Sam Weinman

You can go now

Sam Weinman
You can go now

The first time I gave my kid away he was three months old. It was late summer, Lisa was returning to school, and my “work” for the day involved a round of golf loosely tied to my career. 

If there was a way to measure guilt right then, I would have broken the scale. But if it wasn’t this day, it would have been the next, so I unstrapped Charlie from his car seat and entered the daycare building: bottle, diaper bag, a list of phone numbers that extended to distant relatives and possibly the FBI. When I scanned the staff and the tiny humans in their charge, I made broad, unfair judgments about all of them. It wasn’t personal. Not entirely, anyway.

There were some harried introductions, then reassurance that everything would be fine. This is always the hardest part, they said, but how would they know? I thought. They had never had a child as exceptional as this. 

Charlie was too young to process everything as it happened, but when the time came for me to hand him to a stranger, the range of emotions washed over his face in rapid succession. Confusion (Who is this?); recognition (You’re leaving me!); then betrayal (To play golf?!). It’s possible the last part didn’t register that way, but in Charlie’s case, I know his future self would approve.

I cried in the car after dropping him off, conflicted, but also late for my tee time. It really was a work day and I “had” to be there, but I get it. My job is weird. 

Still, Charlie survived that first day, and so did we. It helped that we didn’t really have a choice. Our kids went to daycare every day from a young age, which meant they learned to socialize early, but they also came home with 17 viruses before Thanksgiving—all for what equates to private school tuition. 

In the early days, the transitions were always tricky. I went to work later than Lisa, so Charlie and I developed a routine in which we hustled to daycare and I’d dump his assorted items in his cubby before trying to extricate myself cleanly.
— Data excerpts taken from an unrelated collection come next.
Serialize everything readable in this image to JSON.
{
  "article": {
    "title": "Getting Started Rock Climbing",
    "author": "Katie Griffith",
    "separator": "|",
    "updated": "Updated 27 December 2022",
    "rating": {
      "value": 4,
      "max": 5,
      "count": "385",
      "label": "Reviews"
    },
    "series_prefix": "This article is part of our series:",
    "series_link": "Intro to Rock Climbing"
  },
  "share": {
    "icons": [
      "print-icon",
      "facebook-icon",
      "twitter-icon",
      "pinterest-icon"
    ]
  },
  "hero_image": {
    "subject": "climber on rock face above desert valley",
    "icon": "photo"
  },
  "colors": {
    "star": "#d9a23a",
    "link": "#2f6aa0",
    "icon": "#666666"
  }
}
Hugs felt too dramatic, but slipping out without notice was too sneaky. With time, we concocted an alternative in which I actually didn’t want to leave, but our strong minded little boy would determine I had to. When he was old enough to walk, we came up with “the push.”  Two arms, eventually a running start. Imagine a 20-pound offensive tackle opening up a hole downfield. Charlie would drive into me, I’d fly out the door for effect, occasionally startling some helpless mother who was entering just as I left.

I heard laughter as I headed to my car, but made a point to not look back.  It helped knowing I didn’t need to.

Charlie is now two inches taller than me, and probably strong enough to land me in the emergency room if he wanted to push with purpose. 

I hadn’t thought about daycare much, but was reminded recently. The occasion was the second time we gave him away. 

We were driving him to college, an event that loomed for most of the summer, if not longer. Everything was a milestone. High school graduation. Our last family vacation, then a last family dinner. On the 18th hole one evening in late August, I remarked this will be our last golf hole together, which drew a chuckle. I’m not going off to war, Charlie noted. Just Maine. 

Ahead of dropoff day, Lisa’s advice was simple. This can’t be about you, she said. You need to be calm. For most of the day, I remained on task. Shirts in this drawer, extra sheets here. There was lunch, then a meet-up with his new golf coach and teammates. By 2 p.m., he was all moved in, and we were out of things we needed to do. 

This was the only weird part. Charlie had grown quiet as we debated our next move. We were sitting on the bed of his dorm room when I detected a familiar look. “You’re leaving me?” I thought it said. All summer he had been stoic, almost dismissive, about leaving home, but now I was sure I sensed apprehension. Shit, I thought. This is going to be hard.

We had to drop something off down the road, so we walked out of the dorm, Charlie and I up front, Lisa a few paces behind. At one point Charlie glanced over his shoulder, and when he sensed his mother was out of earshot, he leaned toward me. Here it comes.

“I kind of want you guys to leave,” he said.

I stopped walking. 

“Oh,” I said. Then I told Lisa.

“Oh,” she said. 

We were relieved, and a bit surprised, but I later realized we shouldn’t have been. Charlie has developed a lighter touch, but he also doesn’t waste much energy advancing a truth that isn’t his. It means that when he tells you he had a good day, you have reason to believe him, and if he says he didn’t like the third paragraph of a story you wrote, it’s because the third paragraph probably wasn’t any good. Most teenagers are inscrutable, but Charlie’s transparency is almost a reflex. When it’s time for you to leave, you’ll know it because he’s pushing you out the door.

 

There were hugs and a few tears, but it helped knowing what he wanted, so from that point the exit was relatively swift.

Lisa and I were pulling off campus when we saw our son walking across the quad toward his new life. His classmates were all around, but this was the last I’d see him for months. I couldn’t resist.

“Don’t do it,” Lisa said as I rolled down the windows.

I honked the horn. “WE LOVE YOU CHARLIE!” I yelled, before driving off.

Within seconds, a text appeared.

“I felt bad about asking you to leave,” he wrote. “Now I don’t.”